La Tanzanie a récemment délivré trois nouveaux permis de chasse à l'éléphant, une décision qui suscite une vive inquiétude au Kenya, en particulier pour les rares « Super Tuskers », ces majestueux éléphants dotés de défenses pesant jusqu'à 45 kilogrammes.
Pendant près de trois décennies, un accord avait préservé ces « Super Tuskers » dans la région frontalière entre la Tanzanie et le Kenya. Toutefois, avec les récents incidents de chasse, cet accord semble remis en question. Joseph Ole Lenku, gouverneur du comté de Kajiado au Kenya, a exprimé sa vive préoccupation. Dans un communiqué, il fait part de « sa profonde inquiétude » et les nouveaux permis de chasse délivrés ne font « qu’accentuer une anxiété autour de l’avenir de ces créatures iconiques », tance-t-il, avant d’appeler les autorités tanzaniennes à prendre en compte les conséquences de leurs décisions.
Les chiffres sont alarmants. Cynthia Moss, fondatrice du fonds d’Amboseli pour les éléphants, révèle qu’il ne reste qu’une dizaine de « Super Tuskers » dans la zone frontalière entre le Kenya et la Tanzanie. La Big Life Foundation, une organisation non gouvernementale (ONG) locale, confirme que les trois éléphants récemment chassés en Tanzanie étaient parmi ces rares spécimens, dont les défenses dépassent les 45 kilogrammes.
Près de 2/3 des « Super Tuskers » ont disparu en seulement 8 ans
Les conséquences de ces chasses sont dramatiques, non seulement pour la survie des « Super Tuskers », mais aussi pour la biodiversité dans son ensemble.
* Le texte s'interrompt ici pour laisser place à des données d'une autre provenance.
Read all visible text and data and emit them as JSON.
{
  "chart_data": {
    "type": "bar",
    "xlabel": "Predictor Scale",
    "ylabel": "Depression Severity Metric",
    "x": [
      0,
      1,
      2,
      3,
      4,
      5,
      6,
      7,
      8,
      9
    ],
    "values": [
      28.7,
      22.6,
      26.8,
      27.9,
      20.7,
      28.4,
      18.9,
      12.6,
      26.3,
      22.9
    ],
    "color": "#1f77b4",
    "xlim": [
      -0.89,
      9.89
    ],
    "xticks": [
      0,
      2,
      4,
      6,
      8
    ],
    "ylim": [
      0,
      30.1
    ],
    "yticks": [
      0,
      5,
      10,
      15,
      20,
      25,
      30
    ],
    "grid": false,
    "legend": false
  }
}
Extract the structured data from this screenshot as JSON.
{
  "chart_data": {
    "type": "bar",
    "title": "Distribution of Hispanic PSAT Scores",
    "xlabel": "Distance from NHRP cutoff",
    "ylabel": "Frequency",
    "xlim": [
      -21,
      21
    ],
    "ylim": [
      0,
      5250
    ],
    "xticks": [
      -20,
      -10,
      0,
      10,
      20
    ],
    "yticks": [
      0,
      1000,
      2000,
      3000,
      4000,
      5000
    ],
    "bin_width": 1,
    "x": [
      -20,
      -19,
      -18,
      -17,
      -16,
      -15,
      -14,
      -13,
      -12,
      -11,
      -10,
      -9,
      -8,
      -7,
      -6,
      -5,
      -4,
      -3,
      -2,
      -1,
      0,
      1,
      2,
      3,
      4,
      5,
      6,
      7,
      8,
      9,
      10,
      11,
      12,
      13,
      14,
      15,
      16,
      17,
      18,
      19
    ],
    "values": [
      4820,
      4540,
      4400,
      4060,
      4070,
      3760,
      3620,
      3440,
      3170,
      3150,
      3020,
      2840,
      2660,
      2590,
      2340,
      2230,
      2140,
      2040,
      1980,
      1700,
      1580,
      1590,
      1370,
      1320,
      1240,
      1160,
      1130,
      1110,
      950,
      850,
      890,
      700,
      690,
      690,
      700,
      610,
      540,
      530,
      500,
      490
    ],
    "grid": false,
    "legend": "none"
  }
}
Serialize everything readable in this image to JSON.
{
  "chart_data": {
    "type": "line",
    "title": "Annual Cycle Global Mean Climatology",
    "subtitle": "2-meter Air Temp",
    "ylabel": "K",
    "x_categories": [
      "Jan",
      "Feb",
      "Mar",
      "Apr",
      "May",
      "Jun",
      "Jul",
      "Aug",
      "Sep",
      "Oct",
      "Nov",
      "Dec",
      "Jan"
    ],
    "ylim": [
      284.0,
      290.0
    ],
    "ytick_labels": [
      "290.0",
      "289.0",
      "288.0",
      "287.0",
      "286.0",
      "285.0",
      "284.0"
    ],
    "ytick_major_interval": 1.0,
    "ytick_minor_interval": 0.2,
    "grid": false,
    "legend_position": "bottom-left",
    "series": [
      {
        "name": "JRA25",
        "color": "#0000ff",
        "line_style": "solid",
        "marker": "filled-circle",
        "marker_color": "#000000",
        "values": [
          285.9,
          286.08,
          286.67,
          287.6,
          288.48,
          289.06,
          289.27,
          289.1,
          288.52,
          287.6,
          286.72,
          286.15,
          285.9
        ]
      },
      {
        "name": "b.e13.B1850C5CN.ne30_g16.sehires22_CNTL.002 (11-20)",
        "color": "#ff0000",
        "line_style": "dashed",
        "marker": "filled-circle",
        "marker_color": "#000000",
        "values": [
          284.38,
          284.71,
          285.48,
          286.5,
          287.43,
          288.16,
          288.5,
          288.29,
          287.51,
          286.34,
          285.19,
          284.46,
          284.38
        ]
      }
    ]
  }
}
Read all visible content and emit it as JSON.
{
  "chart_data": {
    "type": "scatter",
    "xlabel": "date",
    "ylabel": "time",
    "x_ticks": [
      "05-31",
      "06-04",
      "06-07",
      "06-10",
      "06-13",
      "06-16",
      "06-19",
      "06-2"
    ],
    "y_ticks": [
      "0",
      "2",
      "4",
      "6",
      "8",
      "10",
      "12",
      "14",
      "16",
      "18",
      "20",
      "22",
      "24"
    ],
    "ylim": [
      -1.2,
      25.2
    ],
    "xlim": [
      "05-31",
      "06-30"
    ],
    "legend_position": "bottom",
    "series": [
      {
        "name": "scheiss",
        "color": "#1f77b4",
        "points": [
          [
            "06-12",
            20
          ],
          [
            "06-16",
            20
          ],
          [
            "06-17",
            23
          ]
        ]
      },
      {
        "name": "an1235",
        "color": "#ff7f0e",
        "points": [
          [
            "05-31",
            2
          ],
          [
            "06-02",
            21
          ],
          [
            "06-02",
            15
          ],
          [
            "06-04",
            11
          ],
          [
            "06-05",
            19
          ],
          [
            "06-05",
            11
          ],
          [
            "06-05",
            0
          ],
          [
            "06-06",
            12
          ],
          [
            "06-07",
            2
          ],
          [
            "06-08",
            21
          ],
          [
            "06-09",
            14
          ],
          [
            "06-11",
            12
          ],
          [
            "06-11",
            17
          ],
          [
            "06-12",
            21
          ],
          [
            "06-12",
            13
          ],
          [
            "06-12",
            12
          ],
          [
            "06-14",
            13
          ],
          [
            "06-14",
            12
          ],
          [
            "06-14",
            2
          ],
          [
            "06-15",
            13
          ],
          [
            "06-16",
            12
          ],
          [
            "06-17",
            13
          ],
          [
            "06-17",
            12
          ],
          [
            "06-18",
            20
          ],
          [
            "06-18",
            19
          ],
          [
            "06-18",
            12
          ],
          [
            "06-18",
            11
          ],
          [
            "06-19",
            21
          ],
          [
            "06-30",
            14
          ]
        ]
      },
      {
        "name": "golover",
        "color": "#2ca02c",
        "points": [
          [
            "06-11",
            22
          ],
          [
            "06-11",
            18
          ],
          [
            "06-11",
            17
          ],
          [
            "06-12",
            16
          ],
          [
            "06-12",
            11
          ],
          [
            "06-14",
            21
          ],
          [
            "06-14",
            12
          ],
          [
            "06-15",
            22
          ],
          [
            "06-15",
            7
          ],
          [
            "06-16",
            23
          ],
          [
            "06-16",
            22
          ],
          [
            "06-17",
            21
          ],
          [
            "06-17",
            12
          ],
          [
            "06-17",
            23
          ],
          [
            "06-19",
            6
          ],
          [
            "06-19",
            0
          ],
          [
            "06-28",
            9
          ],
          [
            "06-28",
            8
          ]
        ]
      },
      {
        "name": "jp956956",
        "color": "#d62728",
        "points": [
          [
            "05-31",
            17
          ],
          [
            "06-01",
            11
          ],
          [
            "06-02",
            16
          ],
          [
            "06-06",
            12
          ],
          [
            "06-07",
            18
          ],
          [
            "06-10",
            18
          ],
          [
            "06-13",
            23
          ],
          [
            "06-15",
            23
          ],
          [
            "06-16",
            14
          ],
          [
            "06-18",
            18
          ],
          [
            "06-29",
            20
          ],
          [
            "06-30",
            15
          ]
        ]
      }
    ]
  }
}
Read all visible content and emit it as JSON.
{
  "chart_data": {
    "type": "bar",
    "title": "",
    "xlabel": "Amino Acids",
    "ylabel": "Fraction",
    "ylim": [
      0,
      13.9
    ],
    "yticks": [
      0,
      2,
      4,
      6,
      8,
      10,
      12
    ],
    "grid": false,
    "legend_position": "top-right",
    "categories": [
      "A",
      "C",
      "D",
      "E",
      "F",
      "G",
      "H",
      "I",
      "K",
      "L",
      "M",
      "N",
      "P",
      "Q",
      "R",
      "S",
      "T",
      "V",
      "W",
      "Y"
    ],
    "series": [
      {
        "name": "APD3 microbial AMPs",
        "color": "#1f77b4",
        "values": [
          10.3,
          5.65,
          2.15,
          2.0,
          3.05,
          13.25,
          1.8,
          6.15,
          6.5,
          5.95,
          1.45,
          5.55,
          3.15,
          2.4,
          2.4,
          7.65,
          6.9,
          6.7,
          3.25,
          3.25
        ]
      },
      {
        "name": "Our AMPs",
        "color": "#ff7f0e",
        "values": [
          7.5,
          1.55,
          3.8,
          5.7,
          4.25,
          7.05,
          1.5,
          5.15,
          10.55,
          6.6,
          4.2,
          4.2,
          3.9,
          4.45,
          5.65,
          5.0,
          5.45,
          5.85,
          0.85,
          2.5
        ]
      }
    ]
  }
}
Alors que le nombre de grands mammifères dans les zones protégées d’Afrique a chuté de 60 % entre 1970 et 2005, cette pratique de chasse à l’éléphant soulève des questions fondamentales.
Lire aussi-GABON : le gouvernement de transition réajuste sa décision sur l’abattage d’éléphants
Les chasseurs justifient leurs actions en invoquant des contributions financières à la gestion des réserves et à la préservation de l’espèce. Cependant, ces arguments ne tiennent pas toujours, comme en témoignent la corruption et le braconnage dans certaines régions, notamment en Tanzanie, où en 2016, des chasseurs étrangers ont été observés en train d’abattre des éléphants en gestation à la kalachnikov. Une situation qui a entraîné une chute drastique de la population d’éléphants dans certaines réserves, comme Selous au sud du pays, où leur nombre a été réduit de près de 2/3 en seulement huit ans.